O primeiro deles data de 1913, na região de Iguape, batizado
na época de Katsura e constituído por 30 famílias de imigrantes

 

Hiroshi Saito em sua obra O Japonês no Brasil, divide a corrente migratória dos japoneses para o Brasil em três grandes períodos. A primeira fase vai de 1908/1925 e é definida como a “fase de tentativa e de experiência”, em que os imigrantes foram subsidiados, principalmente pelo governo do Estado de São Paulo.

O segundo período vai de 1926 até 1941, considerado o auge do movimento, e foi subsidiado e estimulado pelo governo japonês. Nessa fase, destaca-se o regime de cotas adotado pelo Brasil em 1935, que reduziu a entrada de imigrantes japoneses. A terceira fase vai de 1942 até 1953, quando o movimento é retomado com o reestabelecimento das relações entre Brasil e Japão.

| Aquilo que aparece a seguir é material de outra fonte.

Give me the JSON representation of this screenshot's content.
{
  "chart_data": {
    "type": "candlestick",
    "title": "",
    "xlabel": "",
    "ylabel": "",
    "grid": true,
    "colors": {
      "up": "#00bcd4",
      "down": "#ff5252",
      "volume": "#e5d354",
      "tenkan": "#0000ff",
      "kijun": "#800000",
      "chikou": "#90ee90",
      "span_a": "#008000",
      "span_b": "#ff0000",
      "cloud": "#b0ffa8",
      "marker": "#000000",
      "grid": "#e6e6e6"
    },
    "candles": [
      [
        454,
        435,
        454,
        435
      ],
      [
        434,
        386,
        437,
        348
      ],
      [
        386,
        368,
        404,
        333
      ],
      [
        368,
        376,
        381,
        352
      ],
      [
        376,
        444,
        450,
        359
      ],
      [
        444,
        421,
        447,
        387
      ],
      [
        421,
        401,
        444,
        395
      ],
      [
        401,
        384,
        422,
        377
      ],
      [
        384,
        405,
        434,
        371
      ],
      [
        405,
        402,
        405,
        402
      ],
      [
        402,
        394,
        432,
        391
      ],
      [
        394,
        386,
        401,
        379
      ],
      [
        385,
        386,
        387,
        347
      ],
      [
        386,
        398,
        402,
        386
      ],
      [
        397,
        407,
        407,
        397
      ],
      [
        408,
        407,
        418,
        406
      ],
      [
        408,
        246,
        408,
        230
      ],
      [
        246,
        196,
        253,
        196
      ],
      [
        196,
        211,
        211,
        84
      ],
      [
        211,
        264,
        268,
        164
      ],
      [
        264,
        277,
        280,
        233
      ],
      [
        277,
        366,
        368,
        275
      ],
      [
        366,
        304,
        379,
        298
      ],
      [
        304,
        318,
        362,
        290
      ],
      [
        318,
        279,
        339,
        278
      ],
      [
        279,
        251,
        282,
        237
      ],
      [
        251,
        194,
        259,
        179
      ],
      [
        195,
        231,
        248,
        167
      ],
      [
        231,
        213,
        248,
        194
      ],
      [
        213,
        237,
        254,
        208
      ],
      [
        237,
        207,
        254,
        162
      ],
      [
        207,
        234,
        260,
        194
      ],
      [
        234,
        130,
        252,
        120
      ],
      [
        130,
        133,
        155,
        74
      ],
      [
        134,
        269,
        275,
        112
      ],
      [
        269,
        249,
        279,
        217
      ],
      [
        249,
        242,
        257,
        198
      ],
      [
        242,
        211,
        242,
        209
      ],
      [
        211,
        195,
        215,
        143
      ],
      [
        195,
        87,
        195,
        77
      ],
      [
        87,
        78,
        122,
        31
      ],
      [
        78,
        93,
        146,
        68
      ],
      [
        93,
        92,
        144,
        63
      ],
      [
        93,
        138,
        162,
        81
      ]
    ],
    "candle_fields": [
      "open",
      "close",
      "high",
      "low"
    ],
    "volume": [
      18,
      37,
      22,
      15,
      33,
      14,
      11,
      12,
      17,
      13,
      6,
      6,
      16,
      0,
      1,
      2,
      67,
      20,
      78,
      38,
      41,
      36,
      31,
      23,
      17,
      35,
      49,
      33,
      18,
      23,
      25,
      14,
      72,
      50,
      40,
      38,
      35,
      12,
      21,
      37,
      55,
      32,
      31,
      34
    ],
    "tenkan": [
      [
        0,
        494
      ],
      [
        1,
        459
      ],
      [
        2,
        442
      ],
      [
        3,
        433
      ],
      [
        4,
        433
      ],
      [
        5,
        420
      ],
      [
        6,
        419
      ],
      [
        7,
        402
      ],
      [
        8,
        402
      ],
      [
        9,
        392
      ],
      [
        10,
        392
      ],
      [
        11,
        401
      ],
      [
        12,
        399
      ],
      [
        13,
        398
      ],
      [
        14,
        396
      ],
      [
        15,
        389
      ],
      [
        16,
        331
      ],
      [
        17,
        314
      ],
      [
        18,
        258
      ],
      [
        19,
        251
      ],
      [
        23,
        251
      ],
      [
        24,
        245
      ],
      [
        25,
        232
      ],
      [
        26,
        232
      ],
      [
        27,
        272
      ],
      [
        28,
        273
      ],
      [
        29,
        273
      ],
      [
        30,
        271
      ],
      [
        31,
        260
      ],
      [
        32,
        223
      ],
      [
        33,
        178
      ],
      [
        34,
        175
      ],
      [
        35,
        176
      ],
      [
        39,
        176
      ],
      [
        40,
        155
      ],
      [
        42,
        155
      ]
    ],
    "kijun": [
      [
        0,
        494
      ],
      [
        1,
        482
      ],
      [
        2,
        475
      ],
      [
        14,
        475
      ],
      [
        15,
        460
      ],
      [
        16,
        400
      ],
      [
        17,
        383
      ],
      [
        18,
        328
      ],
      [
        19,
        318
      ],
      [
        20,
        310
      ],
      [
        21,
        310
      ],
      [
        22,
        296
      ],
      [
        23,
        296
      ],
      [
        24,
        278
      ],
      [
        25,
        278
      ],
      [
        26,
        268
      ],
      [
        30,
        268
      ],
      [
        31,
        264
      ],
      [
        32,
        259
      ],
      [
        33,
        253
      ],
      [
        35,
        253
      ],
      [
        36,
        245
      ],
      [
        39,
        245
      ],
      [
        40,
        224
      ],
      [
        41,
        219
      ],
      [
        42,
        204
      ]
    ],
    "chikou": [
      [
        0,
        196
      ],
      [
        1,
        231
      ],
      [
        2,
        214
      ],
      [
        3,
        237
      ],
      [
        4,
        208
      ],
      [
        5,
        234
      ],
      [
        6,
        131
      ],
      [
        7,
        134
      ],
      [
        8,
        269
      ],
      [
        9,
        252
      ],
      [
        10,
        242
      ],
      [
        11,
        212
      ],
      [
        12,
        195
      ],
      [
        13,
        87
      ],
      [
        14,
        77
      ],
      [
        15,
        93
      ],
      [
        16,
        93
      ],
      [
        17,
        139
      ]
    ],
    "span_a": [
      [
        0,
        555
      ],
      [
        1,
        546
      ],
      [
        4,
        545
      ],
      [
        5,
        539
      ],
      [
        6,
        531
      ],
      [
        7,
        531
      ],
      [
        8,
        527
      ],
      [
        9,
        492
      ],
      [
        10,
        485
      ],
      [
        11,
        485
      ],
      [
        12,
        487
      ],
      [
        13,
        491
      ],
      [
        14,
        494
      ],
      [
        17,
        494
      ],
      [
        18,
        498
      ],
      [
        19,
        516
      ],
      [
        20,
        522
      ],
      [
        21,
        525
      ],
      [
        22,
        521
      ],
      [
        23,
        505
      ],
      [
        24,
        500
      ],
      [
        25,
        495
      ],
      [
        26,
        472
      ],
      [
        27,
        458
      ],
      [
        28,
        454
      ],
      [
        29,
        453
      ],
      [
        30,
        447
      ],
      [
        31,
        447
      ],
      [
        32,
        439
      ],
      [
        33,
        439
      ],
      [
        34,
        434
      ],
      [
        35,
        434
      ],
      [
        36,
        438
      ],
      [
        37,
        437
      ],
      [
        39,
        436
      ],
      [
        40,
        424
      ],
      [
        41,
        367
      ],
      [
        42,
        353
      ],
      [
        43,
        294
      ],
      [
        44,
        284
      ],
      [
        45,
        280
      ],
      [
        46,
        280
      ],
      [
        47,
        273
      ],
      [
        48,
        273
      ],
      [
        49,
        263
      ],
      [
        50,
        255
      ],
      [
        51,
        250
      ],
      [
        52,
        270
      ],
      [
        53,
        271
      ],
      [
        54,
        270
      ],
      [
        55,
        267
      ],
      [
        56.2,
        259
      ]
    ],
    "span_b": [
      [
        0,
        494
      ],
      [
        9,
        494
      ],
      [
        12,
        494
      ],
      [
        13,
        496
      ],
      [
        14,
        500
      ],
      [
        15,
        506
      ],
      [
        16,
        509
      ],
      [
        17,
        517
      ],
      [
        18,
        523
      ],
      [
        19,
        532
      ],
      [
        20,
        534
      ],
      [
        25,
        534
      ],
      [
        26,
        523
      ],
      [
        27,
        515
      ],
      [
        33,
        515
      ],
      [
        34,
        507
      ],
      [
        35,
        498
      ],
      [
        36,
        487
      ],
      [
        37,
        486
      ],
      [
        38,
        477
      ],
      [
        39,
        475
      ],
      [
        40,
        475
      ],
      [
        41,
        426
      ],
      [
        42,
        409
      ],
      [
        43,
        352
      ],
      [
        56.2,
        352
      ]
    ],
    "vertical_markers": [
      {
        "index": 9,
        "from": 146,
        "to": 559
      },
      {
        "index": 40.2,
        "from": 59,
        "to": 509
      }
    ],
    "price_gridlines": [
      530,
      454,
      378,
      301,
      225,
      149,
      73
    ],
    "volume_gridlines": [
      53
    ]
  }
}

Enfrentando dificuldades de adaptação, os imigrantes cumpriram os contratos com os fazendeiros (alguns fugiram antes de seu término). A partir de meados da década de 10, a geografia da localização desses imigrantes começa a mudar. Ao perceberem que seria impossível ganhar dinheiro como trabalhadores contratados, saem em busca da independência econômica como lavradores autônomos ou independentes.

A partir de 1910, começam a surgir os primeiros sinais para a formação dos núcleos coloniais. Pode-se dizer que a imigração no Brasil teve vários tipos de colonização. Um é o planejado pelas companhias subvencionadas pelo governo brasileiro. O segundo foi aquele formado pelos próprios imigrantes em torno de um líder. Outro surgiu da venda de terras chamado shokuminchi, onde se comercializava lotes em matas virgens de grandes propriedades. E havia ainda aquele em que japoneses iam adquirindo terras na mesma área.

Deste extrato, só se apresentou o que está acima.